BIJDRAGEN TOT DE GESCHIEDENIS VAN
PALEMBANG SEDERT 1848.
(Slot.)
XVIII.
Krijgsverrichtingen in 1858 en 1859.
Gelijk wij in het vorige hoofdstuk reeds mededeelden, was de rust
in Lematang Oeloe, door de operatiën van Juli 1857, slechts
tijdelijk hersteld. Reeds in November 1857 werd zij weder verstoord.
De Indische Regeering schreef daaromtrent dd. 24 December 1857
aan den Minister van Koloniën: „Het langdurig verzet van Radja
Tiang Al am heeft een aantal menschen van een rustig, land
bouwend volk tot een zwervend en roovend leven doen overgaan.
Velen hunner zijn uitgeweken naar de grenslanden, waar nog regeering-
loosheid heerscht.
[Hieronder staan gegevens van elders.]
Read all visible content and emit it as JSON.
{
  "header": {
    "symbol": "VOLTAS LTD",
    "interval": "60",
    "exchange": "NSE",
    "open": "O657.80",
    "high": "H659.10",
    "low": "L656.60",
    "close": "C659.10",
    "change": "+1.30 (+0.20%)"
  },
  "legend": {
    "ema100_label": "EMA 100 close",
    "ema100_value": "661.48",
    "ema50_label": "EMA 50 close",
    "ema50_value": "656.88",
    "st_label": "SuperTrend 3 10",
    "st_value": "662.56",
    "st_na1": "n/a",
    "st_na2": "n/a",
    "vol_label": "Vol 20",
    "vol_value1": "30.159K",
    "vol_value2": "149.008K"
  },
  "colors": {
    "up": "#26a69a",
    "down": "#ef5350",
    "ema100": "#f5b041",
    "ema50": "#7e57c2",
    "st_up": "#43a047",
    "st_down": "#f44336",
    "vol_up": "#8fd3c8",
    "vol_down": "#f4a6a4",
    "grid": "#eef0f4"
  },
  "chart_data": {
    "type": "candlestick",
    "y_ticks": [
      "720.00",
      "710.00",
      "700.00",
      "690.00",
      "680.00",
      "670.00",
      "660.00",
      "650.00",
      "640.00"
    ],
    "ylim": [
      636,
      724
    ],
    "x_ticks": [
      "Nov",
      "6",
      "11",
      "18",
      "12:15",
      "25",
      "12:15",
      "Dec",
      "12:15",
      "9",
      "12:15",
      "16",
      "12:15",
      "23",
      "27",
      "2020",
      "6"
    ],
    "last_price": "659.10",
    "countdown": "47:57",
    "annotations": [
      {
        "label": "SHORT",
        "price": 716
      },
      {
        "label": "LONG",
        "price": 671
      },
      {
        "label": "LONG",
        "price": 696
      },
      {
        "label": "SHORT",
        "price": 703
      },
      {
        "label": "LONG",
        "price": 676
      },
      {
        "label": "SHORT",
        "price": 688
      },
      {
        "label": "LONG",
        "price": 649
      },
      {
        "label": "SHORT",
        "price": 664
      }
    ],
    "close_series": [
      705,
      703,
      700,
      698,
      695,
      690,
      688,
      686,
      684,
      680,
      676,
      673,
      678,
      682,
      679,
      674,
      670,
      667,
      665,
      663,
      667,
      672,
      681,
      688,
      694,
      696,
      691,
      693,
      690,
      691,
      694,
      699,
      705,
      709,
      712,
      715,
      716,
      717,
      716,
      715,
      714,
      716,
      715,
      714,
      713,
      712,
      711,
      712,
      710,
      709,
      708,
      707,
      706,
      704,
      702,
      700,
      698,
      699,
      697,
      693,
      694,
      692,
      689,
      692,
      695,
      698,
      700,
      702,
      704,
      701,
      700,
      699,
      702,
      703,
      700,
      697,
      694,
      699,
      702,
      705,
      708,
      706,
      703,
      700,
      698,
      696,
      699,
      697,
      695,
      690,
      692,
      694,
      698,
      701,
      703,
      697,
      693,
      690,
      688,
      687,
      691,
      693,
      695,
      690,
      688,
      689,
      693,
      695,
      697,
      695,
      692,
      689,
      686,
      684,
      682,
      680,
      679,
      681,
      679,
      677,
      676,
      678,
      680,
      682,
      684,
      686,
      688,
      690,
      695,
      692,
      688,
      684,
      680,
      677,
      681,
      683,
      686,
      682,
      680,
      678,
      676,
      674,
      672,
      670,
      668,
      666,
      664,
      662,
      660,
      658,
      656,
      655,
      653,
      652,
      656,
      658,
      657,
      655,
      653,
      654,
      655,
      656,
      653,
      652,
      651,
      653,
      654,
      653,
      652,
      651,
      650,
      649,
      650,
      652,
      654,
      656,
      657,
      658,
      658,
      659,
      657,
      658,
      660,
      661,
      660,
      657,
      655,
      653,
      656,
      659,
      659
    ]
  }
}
Hoe langer hoe meer aan ongebondenheid gewoon
geworden, waagt dat volk van tijd tot tijd invallen op het onder
's Gouvernements rechtstreeksch beheer staande gebied, en weet dan
gewoonlijk, door vrees aan te jagen of bovennatuurlijke krachten
voor te wenden, een deel der lichtgeloovige bevolking mede te slepen".
Intusschen had de Gouverneur-Generaal den resident van Palem-
bang doen aanschrijven „niets te verzuimen om den weder ontlui
kenden geest van verzet in Lematang Oeloe met klem en op
afdoende wijze te fnuiken en de schuldigen te straffen".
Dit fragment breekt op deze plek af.